Es ist schon ziemlich komplex, was Erikson hier entworfen hat, das Figurenarsenal ist riesig, die Fraktionen und ihre Verbindungen und Intrigen untereinander wirken auf den ersten Blick sehr unübersichtlich. Liest man die Kundenbewertungen bei Amazon, ist es einigen Leser*innen auch zu komplex und verwirrend. Aber man kann Erikson nicht vorwerfen, sich übernommen zu haben, denn es fügt sich alles stimmig in einander, aber dafür muss man aufmerksam lesen und eben auch die Folgebände. Denn vieles, was hier im ersten Band angedeutet wird, ist der Grundstein für die weitere Teile, manches wird erst einige Bücher später aufgegriffen, aber alles folgt einem Plan, Erikson hat die Zügel stets fest im Griff.

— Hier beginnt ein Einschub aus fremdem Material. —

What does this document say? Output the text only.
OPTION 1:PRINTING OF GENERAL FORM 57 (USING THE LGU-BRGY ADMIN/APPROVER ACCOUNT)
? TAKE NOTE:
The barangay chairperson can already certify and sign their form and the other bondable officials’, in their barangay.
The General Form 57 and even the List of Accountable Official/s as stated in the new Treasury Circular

Es gibt Vorwürfe, seine Figuren wären flach und wenig ausgearbeitet, ich behaupte das genaue Gegenteil. Trotz des riesigen Ensembles gelingt es ihm, fast jeder wichtigeren Figur mit wenigen (okay, bei Kruppe etwas mehr) Worten und Taten einen ganz eigenen Charakter zu verleihen, auch wenn sich manche Figuren in vielen Eigenschaften ähneln. Ich kann aber auch verstehen, wenn man durch die zahlreichen Perspektivwechsel zu den schier unzähligen Figuren keinen Bezug zum Buch aufbauen kann. Manche brauchen halt ein, zwei Bezugspersonen als Anker, wenn es zu viele werden, verliert man als Leser*in den Halt. In den Folgebänden wird das noch schlimmer, da schon in Band 2 wieder ganz neue Figuren auftauchen werden, und die, an die man sich in Band 1 gewöhnt hat, eben nicht. Wer Endlosserien wegen des Soapcharakters liest, ist hier falsch.

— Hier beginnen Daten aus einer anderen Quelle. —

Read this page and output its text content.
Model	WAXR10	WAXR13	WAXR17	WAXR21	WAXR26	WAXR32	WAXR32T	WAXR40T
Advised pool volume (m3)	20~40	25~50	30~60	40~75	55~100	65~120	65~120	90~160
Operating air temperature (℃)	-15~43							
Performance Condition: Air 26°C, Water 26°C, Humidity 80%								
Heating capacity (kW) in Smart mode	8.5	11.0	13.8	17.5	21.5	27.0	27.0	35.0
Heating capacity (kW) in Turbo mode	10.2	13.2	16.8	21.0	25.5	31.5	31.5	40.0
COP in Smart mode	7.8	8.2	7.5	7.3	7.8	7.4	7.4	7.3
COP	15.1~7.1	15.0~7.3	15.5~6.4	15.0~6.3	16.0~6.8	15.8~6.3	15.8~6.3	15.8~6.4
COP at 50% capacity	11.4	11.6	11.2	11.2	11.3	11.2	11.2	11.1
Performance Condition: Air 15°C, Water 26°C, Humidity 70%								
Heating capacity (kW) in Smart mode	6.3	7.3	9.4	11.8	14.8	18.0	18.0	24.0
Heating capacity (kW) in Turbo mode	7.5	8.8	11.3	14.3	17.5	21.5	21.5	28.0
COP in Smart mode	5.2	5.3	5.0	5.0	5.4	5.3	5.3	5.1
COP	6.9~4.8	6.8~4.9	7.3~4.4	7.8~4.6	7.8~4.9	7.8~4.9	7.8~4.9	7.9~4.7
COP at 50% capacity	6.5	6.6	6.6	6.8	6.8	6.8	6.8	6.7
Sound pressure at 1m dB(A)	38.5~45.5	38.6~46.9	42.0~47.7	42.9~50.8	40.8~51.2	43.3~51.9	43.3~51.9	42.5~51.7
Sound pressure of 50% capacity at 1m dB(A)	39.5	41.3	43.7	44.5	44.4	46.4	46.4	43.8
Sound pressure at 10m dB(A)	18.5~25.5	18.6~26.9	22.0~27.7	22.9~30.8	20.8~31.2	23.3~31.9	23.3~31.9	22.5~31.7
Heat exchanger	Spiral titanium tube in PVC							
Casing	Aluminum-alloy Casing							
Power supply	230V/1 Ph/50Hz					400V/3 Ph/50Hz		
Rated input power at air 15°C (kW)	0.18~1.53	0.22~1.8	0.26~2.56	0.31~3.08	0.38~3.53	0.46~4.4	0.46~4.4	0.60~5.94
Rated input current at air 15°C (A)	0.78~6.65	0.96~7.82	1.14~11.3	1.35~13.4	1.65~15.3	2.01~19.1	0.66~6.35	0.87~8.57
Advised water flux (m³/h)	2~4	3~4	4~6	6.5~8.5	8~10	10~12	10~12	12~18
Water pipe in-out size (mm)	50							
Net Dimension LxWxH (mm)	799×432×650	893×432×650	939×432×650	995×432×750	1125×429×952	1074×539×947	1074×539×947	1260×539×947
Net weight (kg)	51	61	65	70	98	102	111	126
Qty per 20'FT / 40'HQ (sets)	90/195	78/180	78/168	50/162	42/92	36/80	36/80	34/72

Die Gärten des Mondes ist der Auftakt zu einer (wenn nicht der) gewaltigsten und ambitioniertesten Fantasyserien aller Zeiten, die trotz der großen Dinge, die sich ankündigen, doch auf relativ engem Raum stattfindet, mit vielen unvergesslichen und unterhaltsamen Figuren. Für mich ein fast* perfektes Fantasybuch. Und das zweite Lesen hat auf eine ganz ander Weise Spaß gemacht, eben weil ich viele Andeutungen nun einzuordnen wusste.

Wobei ich bei meinem Erstdurchgang von Malazan nicht über House of Chains hinausgekommen bin. Da hatte ich den Fehler gemacht, von Gerds tollen Übersetzungen auf die englische Fassung umzusteigen, da mir die deutschen Splittbände während meines zweiten Studiums zu teuer waren. An dem Band lese ich jetzt schon seit zehn Jahren und bin gerade mal im letzten Drittel. Deshalb habe ich jetzt im Spiel der Götter noch mal von vorne angefangen und werde nun alle Bände auf Deutsch lesen.

*Meinem Empfinden nach gibt es zu viel Deus-ex-Machina-Momente, in denen wieder jemand durch das Eingreifen höherer Mächte oder bisher völlig unbekannter Fraktionen wie aus dem Nichts gerettet wird. Deshalb »fast perfekt«.